Somos herederos de muchos siglos de divisiones y dualismos. Hemos separado el alma del cuerpo y la razón de los sentimientos. Las cosas «razonables» nos parecen buenas, y las emocionales, si no malas, al menos sospechosas. Las palabras no nos alcanzan cuando se trata de sentimientos muy fuertes que nos desbordan, nuestros o ajenos: ante la muerte de un ser querido, la desaparición de un familiar, el abuso de un inocente. No nos alcanzan las palabras y tampoco las ganas de compartirnos. Ante el dolor o los sentimientos abrumadores nos escondemos, nos ocultamos o nos callamos, y esperamos que el otro o la otra hagan lo mismo, pues nos resulta incómodo presenciar las demostraciones de sentimiento, sobre todo cuando éstas son desgarradoras.
Olvidamos que el sentir no es un proceso racional por mucho que lo podamos racionalizar, el sentir puede ser una conmoción que enmudezca o que nos saque un grito de lo más profundo de las entrañas (como el del personaje de la madre al final de la película Camina sin mí del director Radu Mihăileanu).
Y todo esto viene a cuento porque, para poder acompañar en situaciones de extremo dolor, se requiere algo más que razón, buenas intenciones y palabras, se requiere dejarnos tocar por el dolor ajeno. No se trata de ponernos en el lugar del otro, hay lugares donde no podemos ponernos porque ni los imaginamos, o porque les tememos. Yo no quisiera ponerme en el lugar la madre de un hijo desaparecido, no quisiera ni imaginarme estar en esa situación. Además, el «ponernos en el lugar del otro» contiene el viejo problema de que quien se pone es una o uno, con toda su carga de vivencias, de prejuicios y de soluciones a los problemas. Al ponernos en el lugar del otro aplastamos al otro, ya no le escuchamos, empezamos a dar consuelo desde lo que a nosotras o a nosotros nos consolaría, desde lo que pensamos, queremos y sentimos nosotras, nosotros.
En la Biblia se le pide a Dios un tipo de amor muy especial que muchas veces se nos olvida: σπλαγχνιζόμαϊ, lo traducimos como «compasión» o «misericordia», pero la raíz de este término es el término σπλαγχνον, que significa algo así como «visceral». Dios nos ama desde las entrañas, de manera visceral, el totalmente otro está abierto a sus criaturas y su amor le cimbra y nos cimbra. Ése es el amor al que estamos invitados como cristianas y cristianos, a dejarnos tocar íntimamente y rugir (ver el salmo 18) ante el dolor de los otros, ante el nuestro. No se trata de ponernos en el lugar del otro, sino de permitir que el lugar de los demás me cimbre, me abra, agrande el horizonte de mi mirada y sepamos estar, no hablar, ni solucionar nada, solamente estar, acompañar en el camino y caminar juntos.

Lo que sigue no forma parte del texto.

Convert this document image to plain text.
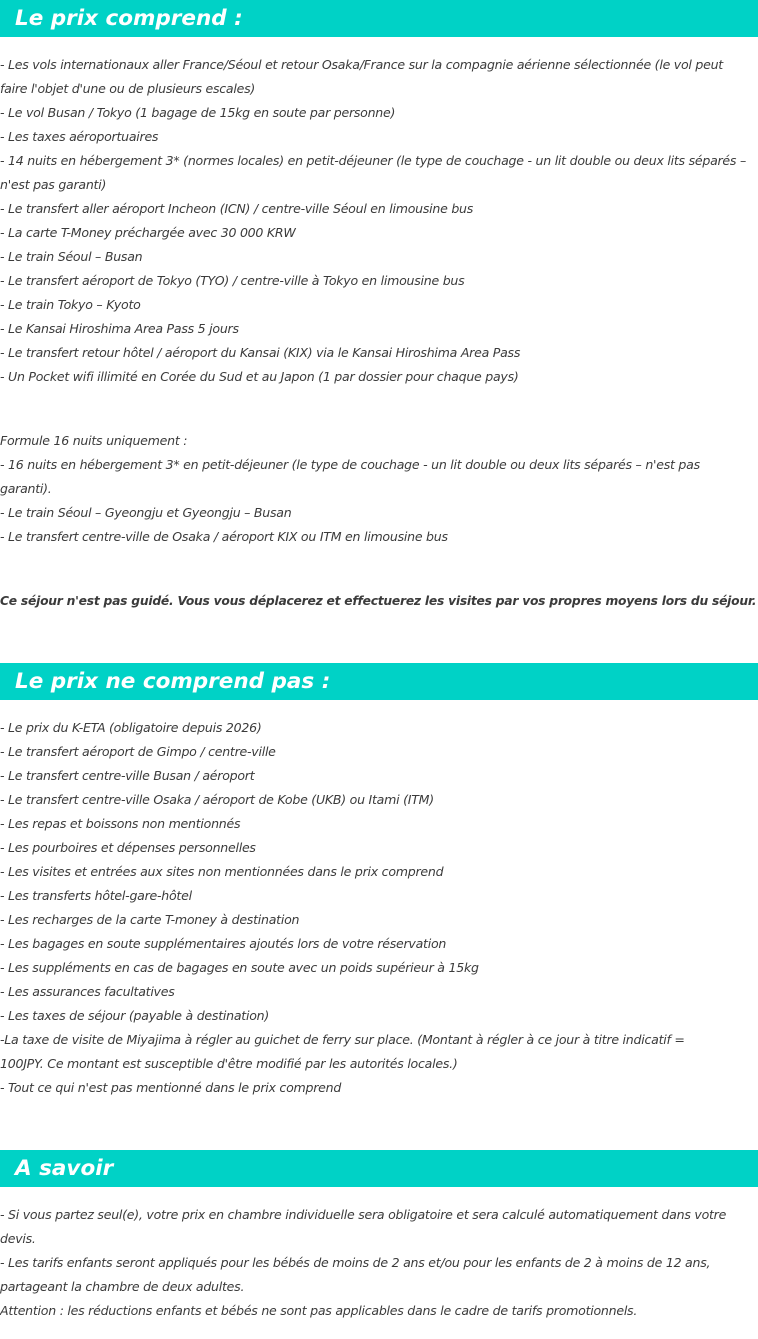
Le prix comprend :
- Les vols internationaux aller France/Séoul et retour Osaka/France sur la compagnie aérienne sélectionnée (le vol peut
faire l'objet d'une ou de plusieurs escales)
- Le vol Busan / Tokyo (1 bagage de 15kg en soute par personne)
- Les taxes aéroportuaires
- 14 nuits en hébergement 3* (normes locales) en petit-déjeuner (le type de couchage - un lit double ou deux lits séparés –
n'est pas garanti)
- Le transfert aller aéroport Incheon (ICN) / centre-ville Séoul en limousine bus
- La carte T-Money préchargée avec 30 000 KRW
- Le train Séoul – Busan
- Le transfert aéroport de Tokyo (TYO) / centre-ville à Tokyo en limousine bus
- Le train Tokyo – Kyoto
- Le Kansai Hiroshima Area Pass 5 jours
- Le transfert retour hôtel / aéroport du Kansai (KIX) via le Kansai Hiroshima Area Pass
- Un Pocket wifi illimité en Corée du Sud et au Japon (1 par dossier pour chaque pays)
Formule 16 nuits uniquement :
- 16 nuits en hébergement 3* en petit-déjeuner (le type de couchage - un lit double ou deux lits séparés – n'est pas
garanti).
- Le train Séoul – Gyeongju et Gyeongju – Busan
- Le transfert centre-ville de Osaka / aéroport KIX ou ITM en limousine bus
Ce séjour n'est pas guidé. Vous vous déplacerez et effectuerez les visites par vos propres moyens lors du séjour.
Le prix ne comprend pas :
- Le prix du K-ETA (obligatoire depuis 2026)
- Le transfert aéroport de Gimpo / centre-ville
- Le transfert centre-ville Busan / aéroport
- Le transfert centre-ville Osaka / aéroport de Kobe (UKB) ou Itami (ITM)
- Les repas et boissons non mentionnés
- Les pourboires et dépenses personnelles
- Les visites et entrées aux sites non mentionnées dans le prix comprend
- Les transferts hôtel-gare-hôtel
- Les recharges de la carte T-money à destination
- Les bagages en soute supplémentaires ajoutés lors de votre réservation
- Les suppléments en cas de bagages en soute avec un poids supérieur à 15kg
- Les assurances facultatives
- Les taxes de séjour (payable à destination)
-La taxe de visite de Miyajima à régler au guichet de ferry sur place. (Montant à régler à ce jour à titre indicatif =
100JPY. Ce montant est susceptible d'être modifié par les autorités locales.)
- Tout ce qui n'est pas mentionné dans le prix comprend
A savoir
- Si vous partez seul(e), votre prix en chambre individuelle sera obligatoire et sera calculé automatiquement dans votre
devis.
- Les tarifs enfants seront appliqués pour les bébés de moins de 2 ans et/ou pour les enfants de 2 à moins de 12 ans,
partageant la chambre de deux adultes.
Attention : les réductions enfants et bébés ne sont pas applicables dans le cadre de tarifs promotionnels.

Las madres que parieron y aman desde sus entrañas —no todas las madres, sino las que aman así—, no se ponen en el lugar del hijo o de la hija, ni necesariamente le resuelven la vida, sólo están, acompañan, aprenden a ver desde esa nueva mirada que les abre otros mundos y brindan fortaleza con su presencia. Tal vez ya sea tiempo de vivir y hacer vivir en el mundo al Dios–madre que ama desde sus entrañas.